Lettre de Chaissac à Bonnenfant, fin 1952, collection particulière
Georgette, est reçue comme receveuse des postes, à 23 ans et nommée à Villapourçon, dans la Nièvre. La cordonnerie familiale périclitant, Elle prend en charge sa mère et ses petits frères. Ils quittent Avallon pour Villapourçon. C’est pendant cette période que Gaston, en autodidacte, s’intéresse à l’art et l’histoire, à la théologie au fil de ses rencontres.
- « Mes parents n’eurent rien de mieux à faire que de me mettre marmiton puisque je ne voulais plus étudier et de treize à quinze ans j’ai fait divers apprentissages mais de quinze à vingt-cinq ans j’ai pas mal étudier. »
Lettre de Chaissac à M.Tapié., mai 1948, in Hippobosque au bocage, édition Gallimard, 1951.
- « Je n’étais plus qu’à quelques jours de mes 21 ans lorsque ma mère mourut. Elle venait d’être grand -mère. Ma belle-sœur était fille d’un pêcheur en rivière, comme le papa de la Rabouilleuse... je ne tardais pas à avoir un beau-frère aussi qui se trouvait être le fils d’un clérical notoire, membre de la calotte vinassouse qui n’était pas du reste constamment entre deux vins. Entre deux foires il trouvait moyen de se dégriser complètement. »
Lettre de Chaissac
En 1931, Chaissac est ajourné du service militaire, puis exempté en 1932 : Il est déçu, ce refus symbolisant son incapacité à accéder au statut d’homme adulte.
Devenu une charge pour sa sœur, il est accueilli chez Roger, son frère à Paris, où celui–ci lui trouve une petite échoppe de cordonnerie mais Gaston ne parvient pas à maintenir une activité professionnelle régulière.
Chaissac, à l’aube retardée de sa vie d’adulte, ignore encore de quoi sera faite sa vie.

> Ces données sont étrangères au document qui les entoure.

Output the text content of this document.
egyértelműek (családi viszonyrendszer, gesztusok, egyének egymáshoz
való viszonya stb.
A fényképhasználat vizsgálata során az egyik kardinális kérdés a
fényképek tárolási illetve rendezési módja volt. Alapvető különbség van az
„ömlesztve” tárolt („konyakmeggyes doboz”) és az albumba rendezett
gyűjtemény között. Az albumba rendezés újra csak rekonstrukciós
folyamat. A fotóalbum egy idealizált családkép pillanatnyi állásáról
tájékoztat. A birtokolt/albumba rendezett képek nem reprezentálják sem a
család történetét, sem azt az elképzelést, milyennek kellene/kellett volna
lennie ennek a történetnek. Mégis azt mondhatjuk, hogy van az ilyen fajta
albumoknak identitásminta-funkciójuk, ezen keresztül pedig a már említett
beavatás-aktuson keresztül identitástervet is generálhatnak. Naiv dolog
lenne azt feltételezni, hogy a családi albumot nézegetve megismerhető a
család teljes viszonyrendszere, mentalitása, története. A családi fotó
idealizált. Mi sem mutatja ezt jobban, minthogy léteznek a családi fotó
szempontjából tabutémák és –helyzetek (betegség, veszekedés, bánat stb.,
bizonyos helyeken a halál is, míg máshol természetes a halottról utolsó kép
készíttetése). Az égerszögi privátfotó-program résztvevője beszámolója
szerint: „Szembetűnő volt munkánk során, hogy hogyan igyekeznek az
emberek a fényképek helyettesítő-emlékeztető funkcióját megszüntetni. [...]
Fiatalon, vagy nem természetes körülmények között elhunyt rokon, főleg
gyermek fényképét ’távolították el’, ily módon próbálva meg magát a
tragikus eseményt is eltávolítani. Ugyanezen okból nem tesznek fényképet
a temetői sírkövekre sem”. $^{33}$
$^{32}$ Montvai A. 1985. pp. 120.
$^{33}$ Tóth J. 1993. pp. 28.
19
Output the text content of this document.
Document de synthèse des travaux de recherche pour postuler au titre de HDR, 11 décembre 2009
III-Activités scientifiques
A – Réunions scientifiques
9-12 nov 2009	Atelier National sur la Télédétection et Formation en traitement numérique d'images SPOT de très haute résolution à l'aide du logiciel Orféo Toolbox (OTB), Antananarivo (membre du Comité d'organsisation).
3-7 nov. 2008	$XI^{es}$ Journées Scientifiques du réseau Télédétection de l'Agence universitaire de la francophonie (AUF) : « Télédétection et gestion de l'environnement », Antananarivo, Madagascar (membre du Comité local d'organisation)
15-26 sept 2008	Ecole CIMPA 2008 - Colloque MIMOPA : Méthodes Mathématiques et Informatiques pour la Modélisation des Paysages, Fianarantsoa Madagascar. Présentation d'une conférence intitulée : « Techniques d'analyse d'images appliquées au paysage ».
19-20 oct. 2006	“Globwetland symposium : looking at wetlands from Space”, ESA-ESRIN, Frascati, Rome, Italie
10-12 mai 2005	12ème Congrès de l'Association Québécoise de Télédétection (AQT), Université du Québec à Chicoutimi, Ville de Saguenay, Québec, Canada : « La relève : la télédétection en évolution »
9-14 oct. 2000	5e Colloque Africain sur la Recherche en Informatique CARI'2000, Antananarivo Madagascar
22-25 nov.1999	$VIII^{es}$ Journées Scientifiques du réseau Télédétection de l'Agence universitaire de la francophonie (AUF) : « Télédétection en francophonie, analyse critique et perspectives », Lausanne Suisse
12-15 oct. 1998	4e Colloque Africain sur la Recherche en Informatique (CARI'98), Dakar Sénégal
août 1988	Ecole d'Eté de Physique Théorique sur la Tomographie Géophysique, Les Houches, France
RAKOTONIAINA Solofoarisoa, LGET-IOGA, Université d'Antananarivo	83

Ceux qui le choyaient l’ont abandonné, il a usé toutes les possibilités de protections issues de son enfance. Il n’est pas parvenu à trouver sa voie professionnelle, il est instable.
Pourtant, à vingt-sept ans, une rencontre décisive va bouleverser sa trajectoire et donner du sens à sa vie qui aurait pu s’arrêter là. Cette « embellie dans l’impasse du sujet »* prend forme grâce à Jeanne Kosnick-Kloss et d’Otto Freundlich. Ce couple d’artistes, voisin du frère de Gaston Chaissac, vont le protéger et le prendre en charge.
*Monique Amirault, Gaston Chaissac, un bricoleur du réel, Ornicar ?, revue du champ freudien, n° 50,2002, ,p. 147-165, p. 148.